# Sage Barista Touch slow to grind



## Mark555 (Jul 13, 2021)

Hi,

I got my Sage Barista Touch last week. It looks great but I've found that the grinding is taking ages. Even at a medium setting, I'm getting less than 0.5 grams per second. I've tried 2 different bean types and got the same result.

From what I've seen in online videos, this is not normal as it is taking over 30 second to fill 16 grams. Anyone any ideas?

Thanks


----------



## Dalerst (Jan 22, 2020)

I would contact Sage and ask them to send someone to take a look, it should be grinding a lot quicker than that, I get 18g outs in about 14 seconds depending on the bean.


----------



## aido (Sep 27, 2021)

Bouncing an older thread here but hopefully with relevant info.

I bought a refurbished Touch in great condition and it turned up with all new accessories and looked basically like a brand new machine with no marks anywhere and running software version EU vB1.1

The inner burrs came set at 3 and I found it was taking 26 seconds to grind 18g - over the course of a month this slowed down to over 30 seconds which is the max so I was having to use the scales to get the dose right. Bean wise I started with a fresh bag of Kimbo Extra Cream, then went through 6 bags of Rave Coffee from them direct to ensure we had the freshest beans possible and the wife had bought some hazelnut flavoured beans so we tried those.

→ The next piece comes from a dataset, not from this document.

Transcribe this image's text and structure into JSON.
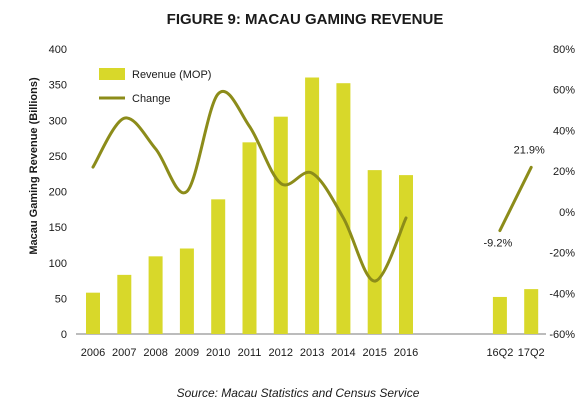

In total we had put 3.5kg through the machine.

I bought a new inner burr from Sage and side by side you could clearly see the existing one was heavily worn and not sharp - to be fair the lower burr doesn't feel the sharpest but I haven't found a replacement for that yet.

I then followed the instruction book to remove the upper and lower burrs and fan and cleaned it all out fully - it was really blocked up big time. I'm not sure if damp beans had been used at some point as it was properly gunked up and I had to use a small screwdriver to break all the coffee crud up.

It had even had two doses of Puly Caff grinder cleaner sachets through but other than cleaning the burrs it hadn't touched the blockage.

After putting it all together I found I had to again change the inner burr from 6 set at the factory to 3 to get the right grind and pressure for the current medium roast beans.

The grinder even sounds quieter with a lower pitch than it has since we've had it, and we've gone from over 30 seconds for 18g to just 13-14 seconds for 18g. The first time I ran it at 15 with inner burr set to 6 it spat out over 30 grams in 15 seconds 

So basically if it's running slow ensure it's fully cleaned and the burrs are sharp - I wasn't expecting to have to replace the burrs already in a Sage approved refurb but I did and it's running well now.


----------